# Does anyone have any expirence with...?



## Ride4ever (Aug 7, 2013)

We are currently looking at the Ultimate EZ milker from the makers of Udderly EZ. We are only going to be milking about 7-8 goats this year, but we would like an easy and quick option to work with. Does anyone know anything about this or maybe own one? and If we wanted to make one from scratch do you have any tips about it? Thanks


----------



## janeen128 (Dec 31, 2012)

Sorry I have the maggidan milker. With the constant suction you have to go slow and release often...


----------



## StaceyRosado (Oct 5, 2007)

I own the EZ milker and i find that I can hand milk faster. Sometimes I will use it to get a doe started if she is super tight and has tiny teats - otherwise I dont use it. Waste of money to me. I would happily sell it for 100.00 if someone wanted it.


----------



## J.O.Y. Farm (Jan 10, 2012)

We have it too.. Never use it, unless I'm not home... My mom can't milk one of the does.. But it hurts them we find... 
So.. I just never go any where while we have milkers  lol! I'm a hermit


----------



## milk and honey (Oct 31, 2010)

Hey! I'm a hermit too!!! I started out with a "hand made milker" that I put together...if you search for that, I posted instructions and pics. I now hand milk mostly, but also have an old surge "belly milker" that is set up for a goat. This makes it so that my husband can give me a break if I'm ever gone...which I'm not..ha ha


----------



## Off Our Rocker Ranch (Jun 23, 2013)

Ride4ever is referring to the new Ultimate EZ milker. It has an electric vacuum pump, but still no pulsator There is about $350.00 difference in the price of the Ultimate and the Original EZ milker. 
None the less, it's design is still lacking, just a knock off of the hand pump, and is not worth the $489. price tag in my opinion. I built mine by looking at another homemade milker, cost less than $100. complete with electric vacuum pump and parts picked up from eBay and the Internet.


----------



## Ride4ever (Aug 7, 2013)

Off Our Rocker Ranch said:


> Ride4ever is referring to the new Ultimate EZ milker. It has an electric vacuum pump, but still no pulsator There is about $350.00 difference in the price of the Ultimate and the Original EZ milker.
> None the less, it's design is still lacking, just a knock off of the hand pump, and is not worth the $489. price tag in my opinion. I built mine by looking at another homemade milker, cost less than $100. complete with electric vacuum pump and parts picked up from eBay and the Internet.

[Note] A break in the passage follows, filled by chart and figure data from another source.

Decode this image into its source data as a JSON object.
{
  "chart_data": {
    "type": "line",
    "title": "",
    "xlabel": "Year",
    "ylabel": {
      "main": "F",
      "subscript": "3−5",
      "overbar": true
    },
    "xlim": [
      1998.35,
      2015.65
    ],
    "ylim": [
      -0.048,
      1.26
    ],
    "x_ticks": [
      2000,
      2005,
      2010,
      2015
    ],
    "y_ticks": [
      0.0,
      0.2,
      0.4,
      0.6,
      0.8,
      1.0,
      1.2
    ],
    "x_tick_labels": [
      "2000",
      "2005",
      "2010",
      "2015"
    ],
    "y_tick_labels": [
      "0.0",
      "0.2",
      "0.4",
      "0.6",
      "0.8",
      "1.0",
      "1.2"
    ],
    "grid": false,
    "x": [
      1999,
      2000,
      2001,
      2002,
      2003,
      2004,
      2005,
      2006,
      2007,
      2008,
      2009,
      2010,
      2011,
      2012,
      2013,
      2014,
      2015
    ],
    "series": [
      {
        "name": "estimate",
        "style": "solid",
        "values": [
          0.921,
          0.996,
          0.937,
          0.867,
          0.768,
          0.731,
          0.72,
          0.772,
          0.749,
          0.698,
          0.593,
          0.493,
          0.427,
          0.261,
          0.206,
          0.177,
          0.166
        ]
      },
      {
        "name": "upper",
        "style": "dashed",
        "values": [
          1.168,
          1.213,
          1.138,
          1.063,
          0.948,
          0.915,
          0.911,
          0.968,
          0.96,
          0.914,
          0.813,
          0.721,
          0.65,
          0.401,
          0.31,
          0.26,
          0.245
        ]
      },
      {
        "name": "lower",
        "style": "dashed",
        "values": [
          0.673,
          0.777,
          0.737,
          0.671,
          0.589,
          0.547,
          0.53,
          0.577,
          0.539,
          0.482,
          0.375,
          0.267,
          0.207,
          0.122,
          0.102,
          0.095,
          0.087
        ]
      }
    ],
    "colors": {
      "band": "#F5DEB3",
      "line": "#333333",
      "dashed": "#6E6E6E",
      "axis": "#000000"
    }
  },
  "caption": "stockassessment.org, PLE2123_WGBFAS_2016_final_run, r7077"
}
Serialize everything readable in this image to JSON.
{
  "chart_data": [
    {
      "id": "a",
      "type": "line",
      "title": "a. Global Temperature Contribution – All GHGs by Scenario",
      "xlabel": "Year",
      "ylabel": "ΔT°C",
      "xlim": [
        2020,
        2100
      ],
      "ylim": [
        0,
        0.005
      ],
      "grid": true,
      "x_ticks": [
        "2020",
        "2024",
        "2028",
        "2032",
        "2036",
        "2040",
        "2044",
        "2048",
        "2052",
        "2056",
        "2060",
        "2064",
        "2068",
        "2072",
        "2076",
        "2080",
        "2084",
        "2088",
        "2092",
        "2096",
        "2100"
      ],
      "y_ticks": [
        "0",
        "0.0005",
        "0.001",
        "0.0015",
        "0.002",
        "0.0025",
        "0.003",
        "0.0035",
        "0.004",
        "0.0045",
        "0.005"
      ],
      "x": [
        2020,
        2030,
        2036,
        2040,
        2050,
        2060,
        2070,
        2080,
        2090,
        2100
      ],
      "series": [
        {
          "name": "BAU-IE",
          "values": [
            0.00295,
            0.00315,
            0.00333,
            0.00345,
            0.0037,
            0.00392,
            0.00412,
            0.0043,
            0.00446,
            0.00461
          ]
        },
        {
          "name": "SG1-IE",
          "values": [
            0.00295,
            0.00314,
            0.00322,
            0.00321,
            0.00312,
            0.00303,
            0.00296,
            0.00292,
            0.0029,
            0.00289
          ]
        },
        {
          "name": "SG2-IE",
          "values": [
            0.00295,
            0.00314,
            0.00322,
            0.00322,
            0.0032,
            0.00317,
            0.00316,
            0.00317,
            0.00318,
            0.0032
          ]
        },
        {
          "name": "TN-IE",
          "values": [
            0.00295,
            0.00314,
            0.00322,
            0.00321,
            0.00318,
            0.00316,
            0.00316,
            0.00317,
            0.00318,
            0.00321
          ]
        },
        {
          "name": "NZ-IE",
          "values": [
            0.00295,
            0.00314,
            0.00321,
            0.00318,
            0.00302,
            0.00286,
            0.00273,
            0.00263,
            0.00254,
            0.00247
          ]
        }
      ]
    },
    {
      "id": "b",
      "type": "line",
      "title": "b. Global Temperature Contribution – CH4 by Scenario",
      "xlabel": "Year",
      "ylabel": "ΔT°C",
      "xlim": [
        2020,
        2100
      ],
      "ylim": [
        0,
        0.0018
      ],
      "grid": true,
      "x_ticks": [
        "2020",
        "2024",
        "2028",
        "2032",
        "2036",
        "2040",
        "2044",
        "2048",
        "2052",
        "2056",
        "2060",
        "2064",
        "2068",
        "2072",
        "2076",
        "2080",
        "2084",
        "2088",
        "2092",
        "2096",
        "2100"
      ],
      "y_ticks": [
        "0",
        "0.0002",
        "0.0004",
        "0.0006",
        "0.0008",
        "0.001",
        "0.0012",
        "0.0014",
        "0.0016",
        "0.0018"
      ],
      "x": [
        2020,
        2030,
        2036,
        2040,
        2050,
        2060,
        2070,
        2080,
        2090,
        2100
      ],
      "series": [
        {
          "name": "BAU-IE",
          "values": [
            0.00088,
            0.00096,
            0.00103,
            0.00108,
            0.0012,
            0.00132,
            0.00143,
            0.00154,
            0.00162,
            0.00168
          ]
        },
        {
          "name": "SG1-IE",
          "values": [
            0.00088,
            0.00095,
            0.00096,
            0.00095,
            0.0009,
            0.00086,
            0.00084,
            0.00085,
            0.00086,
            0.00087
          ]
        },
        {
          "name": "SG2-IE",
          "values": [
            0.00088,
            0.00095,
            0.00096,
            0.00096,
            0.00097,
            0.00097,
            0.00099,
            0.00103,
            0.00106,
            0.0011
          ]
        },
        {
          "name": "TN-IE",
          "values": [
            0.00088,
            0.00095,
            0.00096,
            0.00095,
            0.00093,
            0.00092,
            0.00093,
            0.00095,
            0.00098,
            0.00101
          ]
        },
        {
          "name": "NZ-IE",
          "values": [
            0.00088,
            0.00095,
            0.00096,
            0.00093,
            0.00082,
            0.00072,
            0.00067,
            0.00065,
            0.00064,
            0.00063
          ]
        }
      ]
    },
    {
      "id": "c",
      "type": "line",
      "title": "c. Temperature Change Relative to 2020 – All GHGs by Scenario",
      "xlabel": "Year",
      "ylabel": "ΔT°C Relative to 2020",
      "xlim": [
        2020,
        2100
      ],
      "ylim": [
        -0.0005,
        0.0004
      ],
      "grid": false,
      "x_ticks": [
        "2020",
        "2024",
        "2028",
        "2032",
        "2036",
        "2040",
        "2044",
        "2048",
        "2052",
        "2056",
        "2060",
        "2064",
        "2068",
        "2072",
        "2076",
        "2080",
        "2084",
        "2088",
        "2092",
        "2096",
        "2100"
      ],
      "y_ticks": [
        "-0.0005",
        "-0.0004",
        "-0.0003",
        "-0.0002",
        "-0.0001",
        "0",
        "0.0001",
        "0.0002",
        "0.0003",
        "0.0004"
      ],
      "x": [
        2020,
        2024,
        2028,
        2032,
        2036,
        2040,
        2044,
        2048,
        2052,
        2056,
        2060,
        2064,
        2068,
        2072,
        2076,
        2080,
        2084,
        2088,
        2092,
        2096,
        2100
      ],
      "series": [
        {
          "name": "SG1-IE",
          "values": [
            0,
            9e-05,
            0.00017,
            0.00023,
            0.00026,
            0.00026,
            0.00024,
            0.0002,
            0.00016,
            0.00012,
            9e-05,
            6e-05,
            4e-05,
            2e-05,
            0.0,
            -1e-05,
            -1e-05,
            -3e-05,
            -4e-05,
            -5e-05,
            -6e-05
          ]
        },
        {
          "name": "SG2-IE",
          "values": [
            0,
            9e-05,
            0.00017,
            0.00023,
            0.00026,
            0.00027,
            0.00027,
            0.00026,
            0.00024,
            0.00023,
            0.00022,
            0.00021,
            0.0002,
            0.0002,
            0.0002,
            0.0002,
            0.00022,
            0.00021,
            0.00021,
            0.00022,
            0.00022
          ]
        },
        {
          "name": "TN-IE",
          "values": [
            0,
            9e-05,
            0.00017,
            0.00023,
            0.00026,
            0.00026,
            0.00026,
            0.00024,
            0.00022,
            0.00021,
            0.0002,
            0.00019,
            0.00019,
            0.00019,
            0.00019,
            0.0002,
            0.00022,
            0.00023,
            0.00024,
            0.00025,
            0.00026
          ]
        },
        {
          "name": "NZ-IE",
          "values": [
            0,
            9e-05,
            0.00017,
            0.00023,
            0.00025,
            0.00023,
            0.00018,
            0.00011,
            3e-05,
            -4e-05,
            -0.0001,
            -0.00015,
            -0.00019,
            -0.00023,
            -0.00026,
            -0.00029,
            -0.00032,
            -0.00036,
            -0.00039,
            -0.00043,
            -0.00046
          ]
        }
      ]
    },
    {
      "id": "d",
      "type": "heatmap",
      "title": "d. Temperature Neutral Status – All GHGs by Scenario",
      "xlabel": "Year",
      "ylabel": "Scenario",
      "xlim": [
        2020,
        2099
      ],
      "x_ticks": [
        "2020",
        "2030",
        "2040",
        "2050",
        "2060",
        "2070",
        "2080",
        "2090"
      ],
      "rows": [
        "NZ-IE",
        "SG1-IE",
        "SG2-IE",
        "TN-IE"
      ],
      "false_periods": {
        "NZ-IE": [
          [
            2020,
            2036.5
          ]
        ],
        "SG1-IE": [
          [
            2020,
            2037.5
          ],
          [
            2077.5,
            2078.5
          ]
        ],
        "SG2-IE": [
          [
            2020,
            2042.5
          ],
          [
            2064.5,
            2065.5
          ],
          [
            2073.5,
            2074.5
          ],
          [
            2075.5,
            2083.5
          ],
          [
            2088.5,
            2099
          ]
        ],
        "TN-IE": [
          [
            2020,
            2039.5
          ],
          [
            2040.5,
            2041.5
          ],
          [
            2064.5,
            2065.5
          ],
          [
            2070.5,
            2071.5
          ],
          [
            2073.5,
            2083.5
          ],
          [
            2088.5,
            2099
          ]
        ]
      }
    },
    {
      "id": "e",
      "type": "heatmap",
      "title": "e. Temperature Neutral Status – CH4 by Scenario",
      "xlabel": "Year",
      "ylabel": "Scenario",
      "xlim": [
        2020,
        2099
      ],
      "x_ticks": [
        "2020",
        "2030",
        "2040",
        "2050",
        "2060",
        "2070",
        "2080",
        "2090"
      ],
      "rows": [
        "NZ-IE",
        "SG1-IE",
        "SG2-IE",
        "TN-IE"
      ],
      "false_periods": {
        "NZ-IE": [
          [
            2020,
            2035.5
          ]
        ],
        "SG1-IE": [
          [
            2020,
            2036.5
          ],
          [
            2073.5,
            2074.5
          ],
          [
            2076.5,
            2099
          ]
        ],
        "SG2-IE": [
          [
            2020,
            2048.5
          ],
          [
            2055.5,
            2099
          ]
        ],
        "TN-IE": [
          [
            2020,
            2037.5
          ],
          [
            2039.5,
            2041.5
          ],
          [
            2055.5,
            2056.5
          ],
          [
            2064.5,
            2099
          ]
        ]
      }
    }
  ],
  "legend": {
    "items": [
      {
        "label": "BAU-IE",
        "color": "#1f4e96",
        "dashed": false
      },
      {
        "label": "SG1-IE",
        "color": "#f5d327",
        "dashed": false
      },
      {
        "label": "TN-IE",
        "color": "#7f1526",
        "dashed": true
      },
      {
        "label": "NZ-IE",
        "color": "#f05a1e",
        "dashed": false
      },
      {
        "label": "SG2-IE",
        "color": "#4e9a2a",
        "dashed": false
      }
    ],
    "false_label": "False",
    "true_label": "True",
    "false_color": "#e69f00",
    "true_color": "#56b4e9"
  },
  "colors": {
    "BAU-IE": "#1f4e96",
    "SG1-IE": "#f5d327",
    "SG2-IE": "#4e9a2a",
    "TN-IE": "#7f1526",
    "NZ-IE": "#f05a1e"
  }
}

 That is what my dad wants to do. I am fine with either. I just am not a huge fan of milking cause my hands get really tired and it takes forever for my hands to get used to it every year. I am also the only one milking. I would even be interested in the hand pump. 
And everybody that has to stay home when you have milkers. I know how how you feel. My social life is limited to between 8-8 so that I can be home to milk from Jan to August. However my friends don't usually understand. Until they come and milk. They usually quit talking after that. IF they will milk because a lot of them seem to think its gross or something. Non-goat people:shrug:


----------



## milk and honey (Oct 31, 2010)

I really like the old surge milker then... It has a pulsator that can be easily rebuilt, and the 'tank units' can be found on Craigslist or eBay. Perry's milkers rebuilds and sells these units too. I was lucky to find a complete milker with vacuum pump locally on Craigslist for around 300. ( a very good price)I needed to rebuild the pulsator- easy-peazy!


----------



## Off Our Rocker Ranch (Jun 23, 2013)

I've got 4 of the surge milk cans, lids, a pulsator or two, plus two surge pipeline milkers if any one is looking.


----------